There only one command line argument you have to provide when starting Varnish, which is ‘-b’ for where the backend server can be contacted.

‘-a’ is another argument which is likely to require adjustment.

If you have installed Varnish through using a provided operating system bound package, you will find the startup options here:

  • Debian, Ubuntu: /etc/default/varnish

  • Red Hat, Centos: /etc/sysconfig/varnish

  • FreeBSD: /etc/rc.conf (See also: /usr/local/etc/rc.d/varnishd)

‘-a’ <[name=][listen_address[,PROTO|,option=value,…]]>

Each ‘-a’ argument defines one endpoint which Varnish should service HTTP requests on.

The default is :80,http to listen on the Well Known Port for HTTP. If your webserver runs on the same machine, you will likely have to move it to another port number or bind it to a loopback address first.

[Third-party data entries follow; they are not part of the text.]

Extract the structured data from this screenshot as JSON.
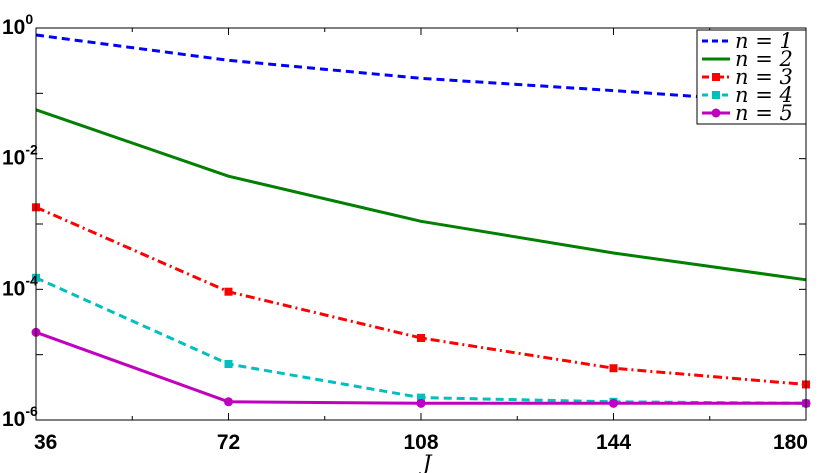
{
  "chart_data": {
    "type": "line",
    "xlabel": "J",
    "ylabel": "",
    "title": "",
    "x": [
      36,
      72,
      108,
      144,
      180
    ],
    "xlim": [
      36,
      180
    ],
    "ylim": [
      1e-06,
      1
    ],
    "yscale": "log",
    "x_ticks": [
      "36",
      "72",
      "108",
      "144",
      "180"
    ],
    "y_ticks": [
      {
        "base": "10",
        "exp": "0",
        "value": 1
      },
      {
        "base": "10",
        "exp": "-2",
        "value": 0.01
      },
      {
        "base": "10",
        "exp": "-4",
        "value": 0.0001
      },
      {
        "base": "10",
        "exp": "-6",
        "value": 1e-06
      }
    ],
    "grid": false,
    "legend_position": "top-right",
    "series": [
      {
        "name": "n = 1",
        "color": "#0000ff",
        "dash": "dashed",
        "marker": "none",
        "values": [
          0.78,
          0.32,
          0.17,
          0.11,
          0.068
        ]
      },
      {
        "name": "n = 2",
        "color": "#007f00",
        "dash": "solid",
        "marker": "none",
        "values": [
          0.056,
          0.0054,
          0.0011,
          0.00036,
          0.00014
        ]
      },
      {
        "name": "n = 3",
        "color": "#ff0000",
        "dash": "dashdot",
        "marker": "square",
        "values": [
          0.0018,
          9.2e-05,
          1.8e-05,
          6.2e-06,
          3.5e-06
        ]
      },
      {
        "name": "n = 4",
        "color": "#00bfbf",
        "dash": "dashed",
        "marker": "square",
        "values": [
          0.00015,
          7.2e-06,
          2.2e-06,
          1.9e-06,
          1.8e-06
        ]
      },
      {
        "name": "n = 5",
        "color": "#bf00bf",
        "dash": "solid",
        "marker": "circle",
        "values": [
          2.2e-05,
          1.9e-06,
          1.8e-06,
          1.8e-06,
          1.8e-06
        ]
      }
    ]
  }
}
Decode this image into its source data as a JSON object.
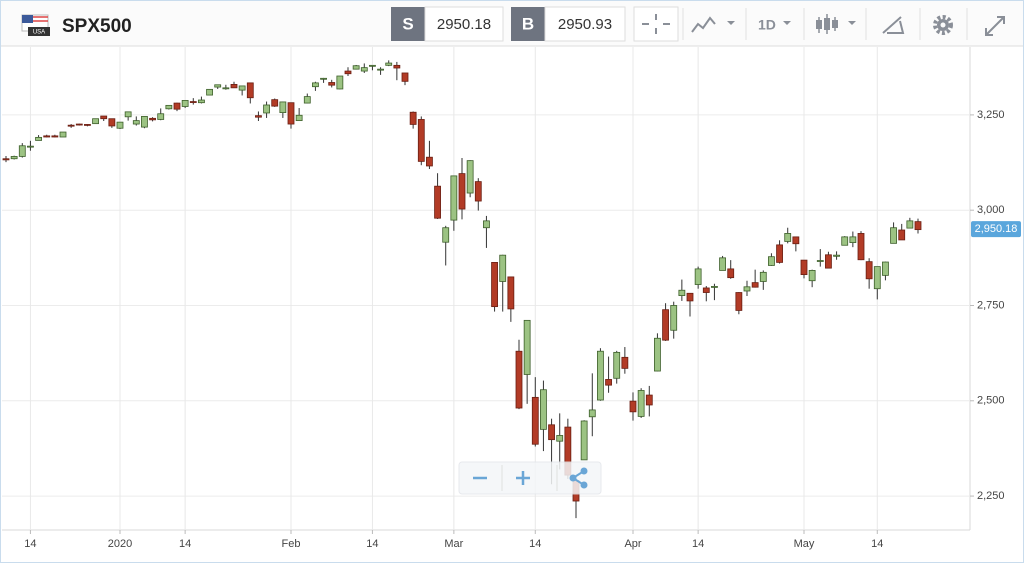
{
  "header": {
    "flag_text": "USA",
    "symbol": "SPX500",
    "sell_label": "S",
    "sell_price": "2950.18",
    "buy_label": "B",
    "buy_price": "2950.93",
    "interval": "1D"
  },
  "chart_data": {
    "type": "candlestick",
    "categories": [
      null,
      null,
      null,
      "14",
      null,
      null,
      null,
      null,
      null,
      null,
      null,
      null,
      null,
      null,
      "2020",
      null,
      null,
      null,
      null,
      null,
      null,
      null,
      "14",
      null,
      null,
      null,
      null,
      null,
      null,
      null,
      null,
      null,
      null,
      null,
      null,
      "Feb",
      null,
      null,
      null,
      null,
      null,
      null,
      null,
      null,
      null,
      "14",
      null,
      null,
      null,
      null,
      null,
      null,
      null,
      null,
      null,
      "Mar",
      null,
      null,
      null,
      null,
      null,
      null,
      null,
      null,
      null,
      "14",
      null,
      null,
      null,
      null,
      null,
      null,
      null,
      null,
      null,
      null,
      null,
      "Apr",
      null,
      null,
      null,
      null,
      null,
      null,
      null,
      "14",
      null,
      null,
      null,
      null,
      null,
      null,
      null,
      null,
      null,
      null,
      null,
      null,
      "May",
      null,
      null,
      null,
      null,
      null,
      null,
      null,
      null,
      "14",
      null,
      null,
      null,
      null,
      null
    ],
    "open": [
      3135,
      3135,
      3141,
      3166,
      3183,
      3195,
      3195,
      3192,
      3223,
      3226,
      3225,
      3227,
      3247,
      3240,
      3215,
      3245,
      3226,
      3218,
      3241,
      3238,
      3266,
      3281,
      3272,
      3285,
      3282,
      3302,
      3323,
      3321,
      3330,
      3315,
      3334,
      3248,
      3255,
      3290,
      3256,
      3282,
      3235,
      3281,
      3324,
      3344,
      3335,
      3318,
      3365,
      3370,
      3365,
      3378,
      3370,
      3380,
      3380,
      3360,
      3257,
      3238,
      3139,
      3063,
      2916,
      2974,
      3096,
      3045,
      3075,
      2954,
      2863,
      2813,
      2825,
      2630,
      2569,
      2509,
      2425,
      2437,
      2394,
      2431,
      2291,
      2345,
      2458,
      2502,
      2556,
      2559,
      2614,
      2499,
      2459,
      2515,
      2578,
      2739,
      2685,
      2776,
      2782,
      2805,
      2796,
      2799,
      2842,
      2846,
      2784,
      2788,
      2810,
      2813,
      2855,
      2909,
      2918,
      2930,
      2869,
      2815,
      2868,
      2883,
      2879,
      2908,
      2915,
      2939,
      2865,
      2794,
      2829,
      2913,
      2948,
      2953,
      2970
    ],
    "high": [
      3142,
      3143,
      3176,
      3182,
      3197,
      3198,
      3198,
      3205,
      3226,
      3227,
      3226,
      3240,
      3247,
      3240,
      3231,
      3258,
      3246,
      3247,
      3244,
      3267,
      3275,
      3282,
      3288,
      3294,
      3298,
      3317,
      3329,
      3329,
      3337,
      3326,
      3334,
      3259,
      3285,
      3293,
      3285,
      3282,
      3268,
      3306,
      3337,
      3347,
      3342,
      3352,
      3375,
      3381,
      3385,
      3380,
      3375,
      3393,
      3389,
      3360,
      3259,
      3246,
      3182,
      3097,
      2959,
      3091,
      3137,
      3131,
      3084,
      2985,
      2863,
      2883,
      2825,
      2660,
      2711,
      2562,
      2553,
      2453,
      2467,
      2453,
      2300,
      2449,
      2572,
      2638,
      2616,
      2631,
      2641,
      2522,
      2533,
      2539,
      2677,
      2756,
      2760,
      2818,
      2782,
      2852,
      2801,
      2807,
      2880,
      2869,
      2785,
      2815,
      2844,
      2842,
      2887,
      2921,
      2954,
      2930,
      2869,
      2844,
      2898,
      2891,
      2892,
      2932,
      2944,
      2945,
      2874,
      2852,
      2865,
      2968,
      2964,
      2980,
      2978
    ],
    "low": [
      3126,
      3133,
      3138,
      3156,
      3183,
      3191,
      3191,
      3192,
      3216,
      3222,
      3220,
      3227,
      3234,
      3216,
      3213,
      3235,
      3222,
      3215,
      3233,
      3236,
      3264,
      3260,
      3268,
      3277,
      3280,
      3302,
      3318,
      3316,
      3321,
      3301,
      3280,
      3234,
      3242,
      3271,
      3242,
      3214,
      3235,
      3280,
      3313,
      3334,
      3322,
      3317,
      3352,
      3369,
      3360,
      3367,
      3355,
      3378,
      3341,
      3328,
      3214,
      3118,
      3108,
      2977,
      2855,
      2946,
      2976,
      3034,
      2999,
      2901,
      2734,
      2734,
      2707,
      2478,
      2492,
      2380,
      2368,
      2281,
      2320,
      2295,
      2192,
      2345,
      2407,
      2500,
      2521,
      2545,
      2571,
      2448,
      2455,
      2459,
      2577,
      2657,
      2663,
      2762,
      2721,
      2794,
      2761,
      2764,
      2842,
      2820,
      2727,
      2775,
      2797,
      2791,
      2854,
      2860,
      2913,
      2892,
      2821,
      2798,
      2852,
      2847,
      2870,
      2908,
      2903,
      2869,
      2794,
      2766,
      2816,
      2913,
      2922,
      2953,
      2939
    ],
    "close": [
      3132,
      3141,
      3169,
      3168,
      3191,
      3192,
      3192,
      3205,
      3221,
      3224,
      3223,
      3240,
      3240,
      3221,
      3231,
      3258,
      3235,
      3246,
      3237,
      3253,
      3275,
      3265,
      3288,
      3283,
      3289,
      3317,
      3329,
      3321,
      3321,
      3326,
      3295,
      3244,
      3276,
      3273,
      3284,
      3226,
      3249,
      3298,
      3334,
      3346,
      3328,
      3352,
      3358,
      3379,
      3374,
      3380,
      3370,
      3386,
      3373,
      3338,
      3225,
      3128,
      3116,
      2979,
      2954,
      3090,
      3003,
      3130,
      3024,
      2972,
      2747,
      2882,
      2741,
      2481,
      2711,
      2386,
      2529,
      2398,
      2409,
      2305,
      2237,
      2447,
      2476,
      2630,
      2541,
      2627,
      2585,
      2471,
      2527,
      2489,
      2664,
      2659,
      2750,
      2790,
      2762,
      2846,
      2784,
      2800,
      2875,
      2823,
      2737,
      2799,
      2798,
      2837,
      2878,
      2863,
      2939,
      2912,
      2831,
      2842,
      2868,
      2848,
      2882,
      2930,
      2930,
      2870,
      2820,
      2852,
      2864,
      2954,
      2922,
      2972,
      2949
    ],
    "up_color": "#9cc383",
    "down_color": "#b23b26",
    "ylim": [
      2161,
      3415
    ],
    "yticks": [
      {
        "value": 2250,
        "label": "2,250"
      },
      {
        "value": 2500,
        "label": "2,500"
      },
      {
        "value": 2750,
        "label": "2,750"
      },
      {
        "value": 3000,
        "label": "3,000"
      },
      {
        "value": 3250,
        "label": "3,250"
      }
    ],
    "last_price": {
      "value": 2950.18,
      "label": "2,950.18"
    },
    "grid": true
  }
}
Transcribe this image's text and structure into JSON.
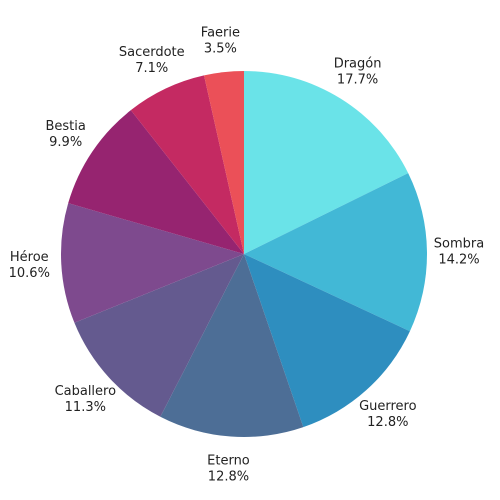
{
  "chart_data": {
    "type": "pie",
    "categories": [
      "Dragón",
      "Sombra",
      "Guerrero",
      "Eterno",
      "Caballero",
      "Héroe",
      "Bestia",
      "Sacerdote",
      "Faerie"
    ],
    "values": [
      17.7,
      14.2,
      12.8,
      12.8,
      11.3,
      10.6,
      9.9,
      7.1,
      3.5
    ],
    "value_labels": [
      "17.7%",
      "14.2%",
      "12.8%",
      "12.8%",
      "11.3%",
      "10.6%",
      "9.9%",
      "7.1%",
      "3.5%"
    ],
    "colors": [
      "#6ae3e8",
      "#42b8d6",
      "#2e8ebf",
      "#4d6e96",
      "#645a8f",
      "#7e4a8e",
      "#962470",
      "#c42a62",
      "#eb5058"
    ]
  }
}
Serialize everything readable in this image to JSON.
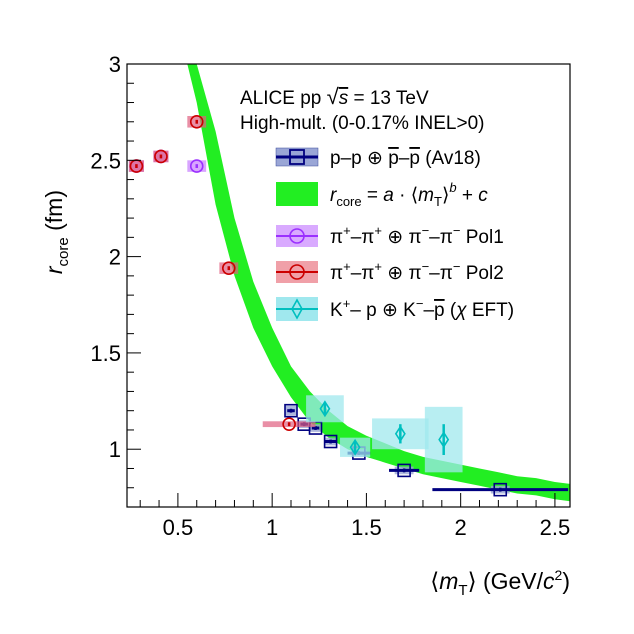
{
  "chart_data": {
    "type": "scatter",
    "title": "",
    "header": {
      "line1": "ALICE pp √s = 13 TeV",
      "line2": "High-mult. (0-0.17% INEL>0)"
    },
    "xlabel": "⟨m_T⟩ (GeV/c²)",
    "ylabel": "r_core (fm)",
    "xlim": [
      0.23,
      2.58
    ],
    "ylim": [
      0.7,
      3.0
    ],
    "xticks": [
      0.5,
      1.0,
      1.5,
      2.0,
      2.5
    ],
    "xtick_labels": [
      "0.5",
      "1",
      "1.5",
      "2",
      "2.5"
    ],
    "yticks": [
      1.0,
      1.5,
      2.0,
      2.5,
      3.0
    ],
    "ytick_labels": [
      "1",
      "1.5",
      "2",
      "2.5",
      "3"
    ],
    "legend_position": "top-right",
    "band": {
      "name": "r_core = a · ⟨m_T⟩^b + c",
      "color": "#22ee22",
      "x": [
        0.55,
        0.6,
        0.7,
        0.8,
        0.9,
        1.0,
        1.1,
        1.2,
        1.3,
        1.4,
        1.5,
        1.6,
        1.7,
        1.8,
        1.9,
        2.0,
        2.1,
        2.2,
        2.3,
        2.4,
        2.5,
        2.58
      ],
      "lower": [
        3.0,
        2.8,
        2.27,
        1.9,
        1.63,
        1.43,
        1.27,
        1.14,
        1.06,
        1.0,
        0.96,
        0.93,
        0.9,
        0.87,
        0.85,
        0.83,
        0.81,
        0.79,
        0.77,
        0.76,
        0.74,
        0.73
      ],
      "upper": [
        3.0,
        3.0,
        2.65,
        2.2,
        1.87,
        1.63,
        1.43,
        1.3,
        1.2,
        1.12,
        1.07,
        1.03,
        0.99,
        0.96,
        0.94,
        0.92,
        0.9,
        0.88,
        0.86,
        0.85,
        0.83,
        0.82
      ]
    },
    "series": [
      {
        "name": "p–p ⊕ p̅–p̅ (Av18)",
        "color": "#000080",
        "marker": "open-square",
        "points": [
          {
            "x": 1.1,
            "y": 1.2,
            "xerr": 0.02,
            "yerr": 0.01,
            "sx": 0.03,
            "sy": 0.025
          },
          {
            "x": 1.17,
            "y": 1.13,
            "xerr": 0.02,
            "yerr": 0.01,
            "sx": 0.03,
            "sy": 0.02
          },
          {
            "x": 1.23,
            "y": 1.11,
            "xerr": 0.02,
            "yerr": 0.01,
            "sx": 0.03,
            "sy": 0.02
          },
          {
            "x": 1.31,
            "y": 1.04,
            "xerr": 0.03,
            "yerr": 0.01,
            "sx": 0.03,
            "sy": 0.02
          },
          {
            "x": 1.46,
            "y": 0.98,
            "xerr": 0.06,
            "yerr": 0.01,
            "sx": 0.04,
            "sy": 0.02
          },
          {
            "x": 1.7,
            "y": 0.89,
            "xerr": 0.08,
            "yerr": 0.01,
            "sx": 0.05,
            "sy": 0.02
          },
          {
            "x": 2.21,
            "y": 0.79,
            "xerr": 0.36,
            "yerr": 0.01,
            "sx": 0.05,
            "sy": 0.02
          }
        ]
      },
      {
        "name": "π⁺–π⁺ ⊕ π⁻–π⁻ Pol1",
        "color": "#9b30ff",
        "band_color": "#c77dff",
        "marker": "open-circle",
        "points": [
          {
            "x": 0.28,
            "y": 2.47,
            "xerr": 0.0,
            "yerr": 0.01,
            "sx": 0.04,
            "sy": 0.03
          },
          {
            "x": 0.41,
            "y": 2.52,
            "xerr": 0.0,
            "yerr": 0.01,
            "sx": 0.04,
            "sy": 0.03
          },
          {
            "x": 0.6,
            "y": 2.47,
            "xerr": 0.0,
            "yerr": 0.01,
            "sx": 0.05,
            "sy": 0.03
          }
        ]
      },
      {
        "name": "π⁺–π⁺ ⊕ π⁻–π⁻ Pol2",
        "color": "#cc0000",
        "band_color": "#e06080",
        "marker": "open-circle",
        "points": [
          {
            "x": 0.28,
            "y": 2.47,
            "xerr": 0.0,
            "yerr": 0.01,
            "sx": 0.04,
            "sy": 0.03
          },
          {
            "x": 0.41,
            "y": 2.52,
            "xerr": 0.0,
            "yerr": 0.01,
            "sx": 0.04,
            "sy": 0.03
          },
          {
            "x": 0.6,
            "y": 2.7,
            "xerr": 0.0,
            "yerr": 0.01,
            "sx": 0.05,
            "sy": 0.03
          },
          {
            "x": 0.77,
            "y": 1.94,
            "xerr": 0.0,
            "yerr": 0.01,
            "sx": 0.05,
            "sy": 0.03
          },
          {
            "x": 1.09,
            "y": 1.13,
            "xerr": 0.0,
            "yerr": 0.01,
            "sx": 0.14,
            "sy": 0.015
          }
        ]
      },
      {
        "name": "K⁺– p ⊕ K⁻–p̅ (χEFT)",
        "color": "#00bfbf",
        "band_color": "#a0e8ee",
        "marker": "open-diamond",
        "points": [
          {
            "x": 1.28,
            "y": 1.21,
            "xerr": 0.0,
            "yerr": 0.03,
            "sx": 0.1,
            "sy": 0.07
          },
          {
            "x": 1.44,
            "y": 1.01,
            "xerr": 0.0,
            "yerr": 0.03,
            "sx": 0.08,
            "sy": 0.05
          },
          {
            "x": 1.68,
            "y": 1.08,
            "xerr": 0.0,
            "yerr": 0.05,
            "sx": 0.15,
            "sy": 0.08
          },
          {
            "x": 1.91,
            "y": 1.05,
            "xerr": 0.0,
            "yerr": 0.08,
            "sx": 0.1,
            "sy": 0.17
          }
        ]
      }
    ]
  }
}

Multiple ‘-a’ arguments can be provided to service multiple endpoints. name is the local.socket name for VCL. listen_address can be an IPv4 or IPv6 address with a port, a unix domain socket path or an abstract socket. See varnishd for more details.

Here are some examples:

-a http=:80
-a localhost:80,HTTP
-a 192.168.1.100:8080
-a '[fe80::1]:80'
-a '0.0.0.0:8080,[::]:8081'
-a uds=/my/path,PROXY,mode=666
-a @abstract_socket

‘-f’ VCL-file or ‘-b’ backend

Varnish needs to know where to find the HTTP server it is caching for. You can either specify it with the ‘-b’ argument, or you can put it in your own VCL file, specified with the ‘-f’ argument.

Using ‘-b’ is a quick way to get started:

-b localhost:81
-b thatotherserver.example.com:80
-b 192.168.1.2:80

Notice that if you specify a name, it can at most resolve to one IPv4 and one IPv6 address.

For more advanced use, you will want to specify a VCL program with -f, but you can start with as little as just:

backend default {
        .host = "localhost:81";
}

which is, by the way, precisely what ‘-b’ does.

Optional arguments

For a complete list of the command line arguments please see varnishd(1) options.